Isle of Man (War Legislation) Act 1939
- Parliament of the United Kingdom
- Long title: An Act to enable His Majesty by Order in Council to extend to the Isle of Man acts passed for purposes connected with the defence of the Realm.
- Citation: 2 & 3 Geo. 6. c. 86
- Territorial extent: United Kingdom

Dates
- Royal assent: 3 September 1939
- Commencement: 3 September 1939
- Expired: By order in council
- Repealed: 18 July 1973

Other legislation
- Repealed by: Statute Law (Repeals) Act 1973

Status: Repealed

Text of statute as originally enacted

= Isle of Man (War Legislation) Act 1939 =

Act of the Parliament of the United Kingdom

The Isle of Man (War Legislation) Act 1939 (2 & 3 Geo. 6. c. 86) was an act of the Parliament of the United Kingdom that permitted any part of UK legislation related to defence to be extended to the Isle of Man directly by Order in Council, bypassing Tynwald.

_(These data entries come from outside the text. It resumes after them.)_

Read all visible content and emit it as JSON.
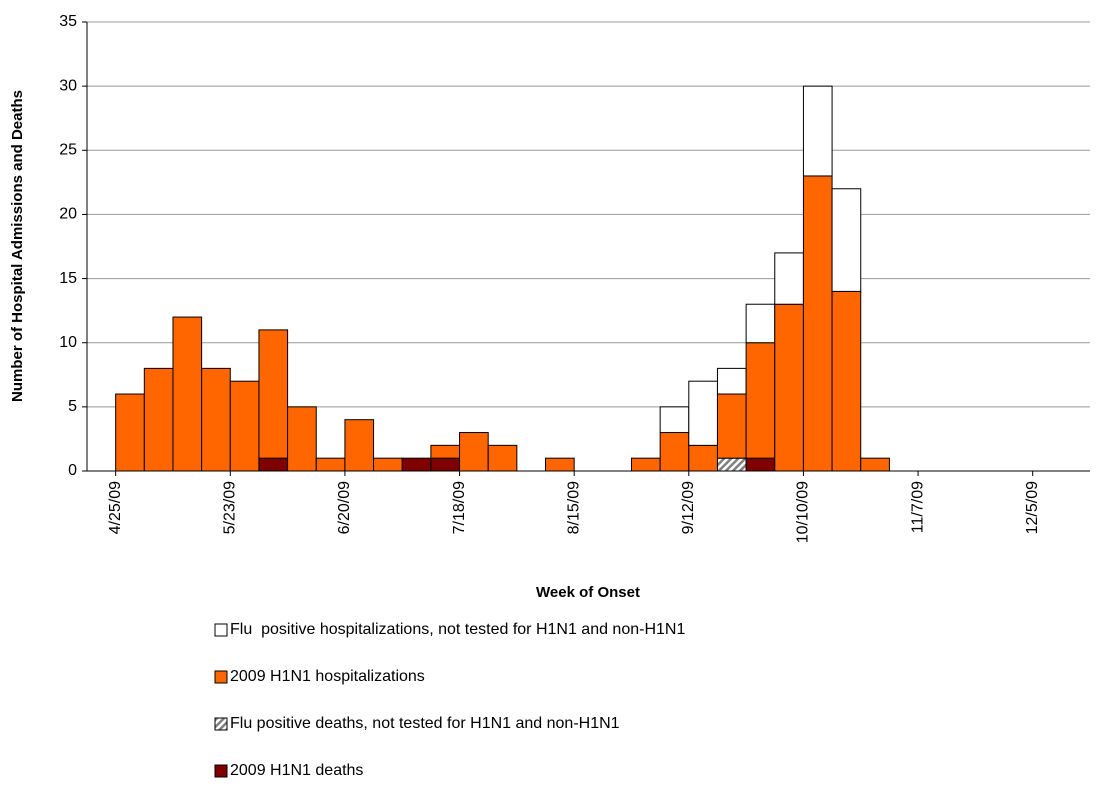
{
  "chart_data": {
    "type": "stacked_bar",
    "x_label": "Week of Onset",
    "y_label": "Number of Hospital Admissions and Deaths",
    "categories": [
      null,
      "4/25/09",
      null,
      null,
      null,
      "5/23/09",
      null,
      null,
      null,
      "6/20/09",
      null,
      null,
      null,
      "7/18/09",
      null,
      null,
      null,
      "8/15/09",
      null,
      null,
      null,
      "9/12/09",
      null,
      null,
      null,
      "10/10/09",
      null,
      null,
      null,
      "11/7/09",
      null,
      null,
      null,
      "12/5/09",
      null
    ],
    "series": [
      {
        "name": "Flu  positive hospitalizations, not tested for H1N1 and non-H1N1",
        "color": "#ffffff",
        "values": [
          null,
          null,
          null,
          null,
          null,
          null,
          null,
          null,
          null,
          null,
          null,
          null,
          null,
          null,
          null,
          null,
          null,
          null,
          null,
          null,
          2,
          5,
          2,
          3,
          4,
          7,
          8,
          null,
          null,
          null,
          null,
          null,
          null,
          null,
          null
        ]
      },
      {
        "name": "2009 H1N1 hospitalizations",
        "color": "#ff6600",
        "values": [
          null,
          6,
          8,
          12,
          8,
          7,
          10,
          5,
          1,
          4,
          1,
          null,
          1,
          3,
          2,
          null,
          1,
          null,
          null,
          1,
          3,
          2,
          5,
          9,
          13,
          23,
          14,
          1,
          null,
          null,
          null,
          null,
          null,
          null,
          null
        ]
      },
      {
        "name": "Flu positive deaths, not tested for H1N1 and non-H1N1",
        "color": "#808080",
        "hatch": true,
        "values": [
          null,
          null,
          null,
          null,
          null,
          null,
          null,
          null,
          null,
          null,
          null,
          null,
          null,
          null,
          null,
          null,
          null,
          null,
          null,
          null,
          null,
          null,
          1,
          null,
          null,
          null,
          null,
          null,
          null,
          null,
          null,
          null,
          null,
          null,
          null
        ]
      },
      {
        "name": "2009 H1N1 deaths",
        "color": "#800000",
        "values": [
          null,
          null,
          null,
          null,
          null,
          null,
          1,
          null,
          null,
          null,
          null,
          1,
          1,
          null,
          null,
          null,
          null,
          null,
          null,
          null,
          null,
          null,
          null,
          1,
          null,
          null,
          null,
          null,
          null,
          null,
          null,
          null,
          null,
          null,
          null
        ]
      }
    ],
    "ylim": [
      0,
      35
    ],
    "yticks": [
      0,
      5,
      10,
      15,
      20,
      25,
      30,
      35
    ],
    "grid": true
  }
}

A similar act, the Isle of Man (War Legislation) Act 1914 (4 & 5 Geo. 5. c. 62), had been in force for the duration of the First World War.

== Subsequent developments ==
The whole act was repealed by section 1(1) of, and part VII of schedule 1 to, the Statute Law (Repeals) Act 1973, which came into force on 18 July 1973.